Güçlendirilmiş parlamenter sistem kavramı kendi başına bir ucubeydi. Zira Parlamenter sistemler zayıf veya güçlü olarak sınıflandırılamazlar. Daha güçlüsü veya zayıfı diye bir şey söz konusu değildir. En fazla Parlamenter sistemlerde devlet erkleri arasındaki güç dengesinden bahsedebilirsiniz. Mesela yasamayı güçlendirmek niyetinde olabilirisiniz. İyi de yasamayı güçlendirmek daha demokratik olmak veya daha güçlü parlamenter sisteme geçmek değildir ki. Ayrıca yasama yürütme yargı arasındaki dengeyi bozduğunuzda hiç de demokratik olmayan bir sonuç elde ederseniz. Yok, eğer amacınız gerçekten meclisi daha güçlü hale getirmekse o zaman bunu zaten Cumhurbaşkanlığı sistemi içinde de yapabilirsiniz. Yasamanın tek güçlü olduğu sistem Parlamenter sistem değildir. Hatta Cumhurbaşkanlığı sistemi içinde çok daha güçlü olabilir. Mesela Brezilya da o kadar güçlüdür ki, Cumhurbaşkanı Lula'yı meclisteki ayak oyunlarıyla bir şekilde haksız yere hapse atmayı bile becerdiler. Eğer niyetiniz böyle bir şeyse söyleyin biz de ona göre hareket edelim.
Güçlendirilmiş ifadesinin içinin boş olduğu görülünce bir de "iyileştirilmiş" sıfatı eklendi. İyi de "iyiden" ne kast ediyorsunuz. İyi tarifiniz nedir? İyi kavramı yüzyıllardır ahlak felsefesinde bir "boş gösteren" olmasıyla bilinir. İyinin ne olduğu hep tarife bakar.

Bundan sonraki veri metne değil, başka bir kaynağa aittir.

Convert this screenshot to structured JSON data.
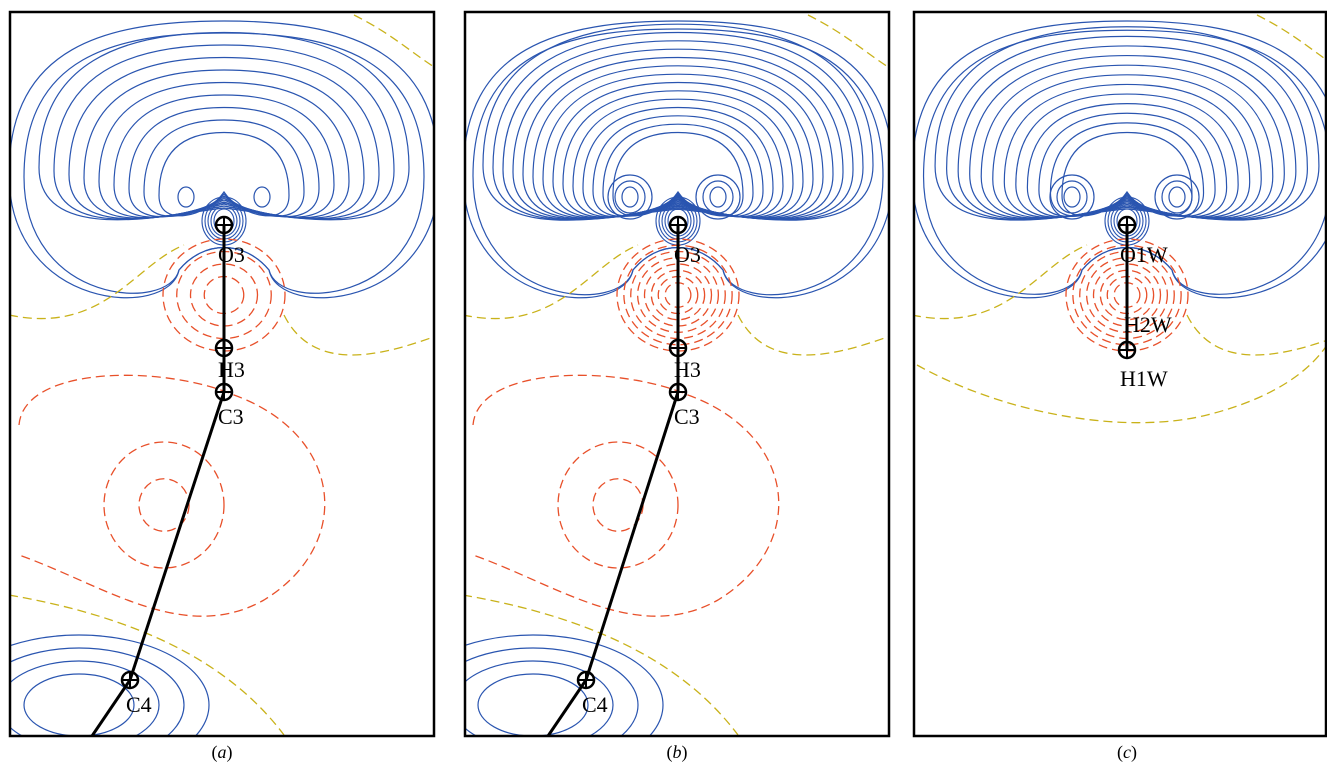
{
  "colors": {
    "positive": "#2a55b0",
    "negative": "#e8502a",
    "zero": "#c9b21a",
    "bond": "#000000",
    "frame": "#000000"
  },
  "panels": [
    {
      "id": "a",
      "caption": "a",
      "atoms": [
        "O3",
        "H3",
        "C3",
        "C4"
      ],
      "negative_minimum_levels": 2
    },
    {
      "id": "b",
      "caption": "b",
      "atoms": [
        "O3",
        "H3",
        "C3",
        "C4"
      ],
      "negative_minimum_levels": 2
    },
    {
      "id": "c",
      "caption": "c",
      "atoms": [
        "O1W",
        "H2W",
        "H1W"
      ],
      "negative_minimum_levels": 0
    }
  ]
}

Ama muhalefetin sanırım bu kadar ciddi bir tartışmaya ayıracak ne zamanı ne de becerisi var. O yüzden buraya daha fazla girmenin pek anlamı yok.
Gördüğüm kadarıyla iki dert var. Birincisi Erdoğan düşmanlığının üzerini örtmeye çalışıyorlar. İkincisi siyaseti milli iradeden koparıp eski günlerdeki gibi vesayet mekanizmalarına geçirmek istiyorlar. Bunu da nasıl ifade edeceklerini bilemiyorlar. Ülkenin geleceğine dair bir kaygı yok. Gerisi boş laf.